If you are among those and are now looking to reduce your EMI burden, it would make sense to take a calculated approach towards settling your loans. So how do you go about it? Should you pay your home loan, which is usually the largest, first or the personal or auto loan, which may be smaller loans? Read on to find the answer to which loan should you pay first—home, auto or personal?
Consider The Interest Rate
According to experts, when you have multiple loans, it is advisable to prepay the one with highest rate of interest compared to others. This is because the interest cost adds up to increase the total amount you owe to the lender.
In most cases, the loans with the highest interest rate are personal loans. Personal loans are usually unsecured loans and are generally advanced based on the borrower’s credit history and ability to repay the loan from the available income sources. When you close off this high-interest loan soon enough, you will also have some surplus funds at your disposal.
Next, you could attempt to pay off your auto loan, which may have the second-highest rate of interest. Also, remember that your vehicle is a depreciating asset (which means its value keeps decreasing as time passes), so the sooner you pay off the loan, the better it is.
On the other hand, home loans, typically, have the least interest rate of all the loans taken and help you build an asset, which you can use yourself or bequeath to the next generation. Moreover, the value of the house will appreciate over time unlike a vehicle’s value.
Consider The Tax Benefits
Repayment of personal or auto loans do not provide any tax benefit, but the home loan does.
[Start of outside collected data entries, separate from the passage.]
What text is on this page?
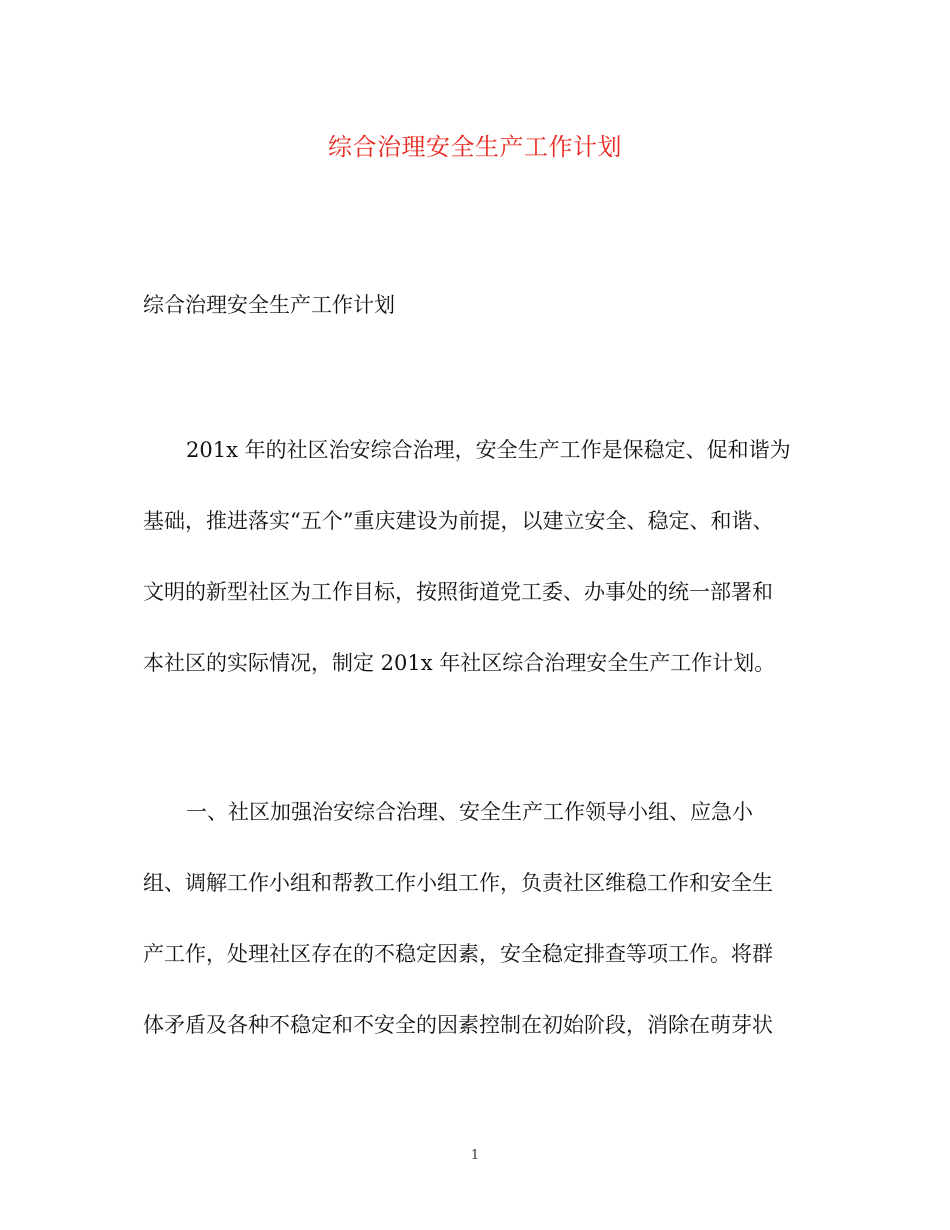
综合治理安全生产工作计划

综合治理安全生产工作计划

201x 年的社区治安综合治理，安全生产工作是保稳定、促和谐为
基础，推进落实“五个”重庆建设为前提，以建立安全、稳定、和谐、
文明的新型社区为工作目标，按照街道党工委、办事处的统一部署和
本社区的实际情况，制定 201x 年社区综合治理安全生产工作计划。
一、社区加强治安综合治理、安全生产工作领导小组、应急小
组、调解工作小组和帮教工作小组工作，负责社区维稳工作和安全生
产工作，处理社区存在的不稳定因素，安全稳定排查等项工作。将群
体矛盾及各种不稳定和不安全的因素控制在初始阶段，消除在萌芽状
1
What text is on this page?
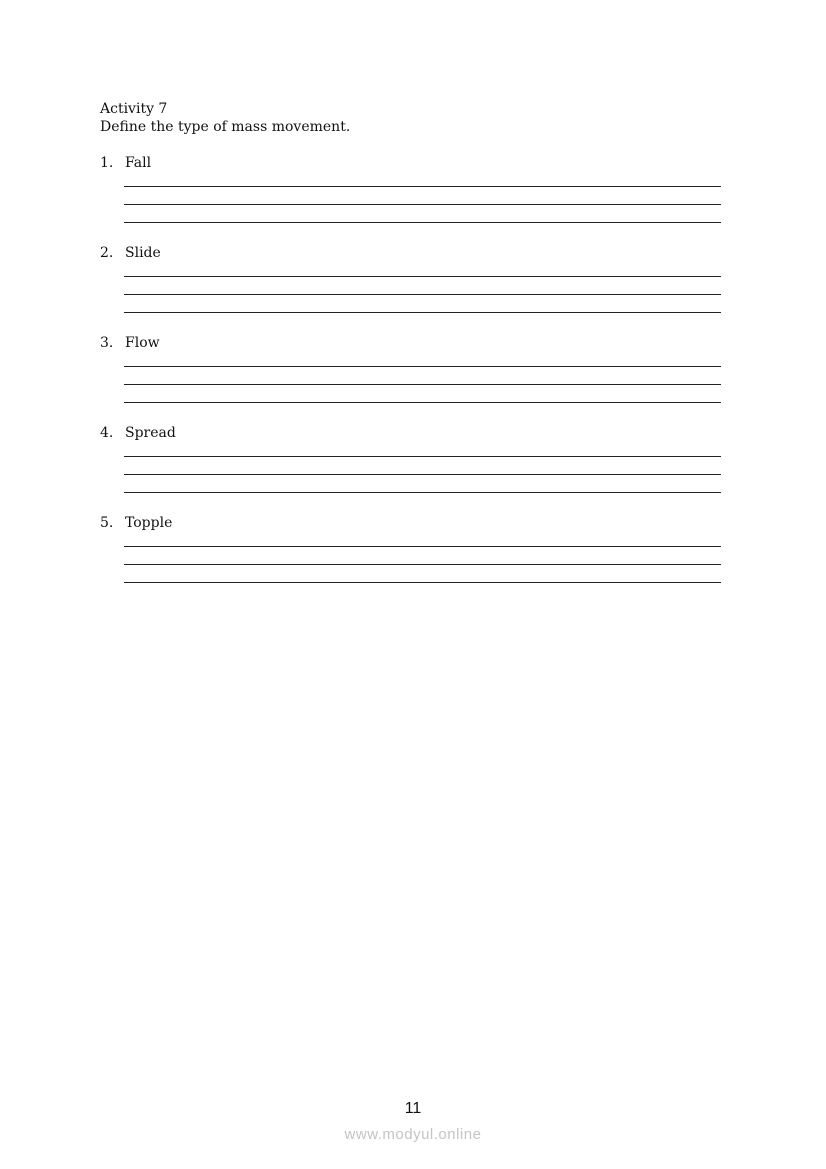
Activity 7
Define the type of mass movement.
1. Fall
2. Slide
3. Flow
4. Spread
5. Topple
11
www.modyul.online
Both the principal and interest repayments of a home loan are eligible for tax deduction under the Income-tax Act, 1961.
The principal repayment is deductible up to Rs 1.5 lakh under Section 80C and can help you exhaust the tax-saving limit, subject to certain conditions. On the other hand, the interest repayment offers deduction benefit up to Rs 2 lakh under Section 24B, subject to certain conditions.
In view of the above considerations, it’s best to pay off the personal loan first, then move on to settling the auto loan, with the home loan coming last in the pecking order.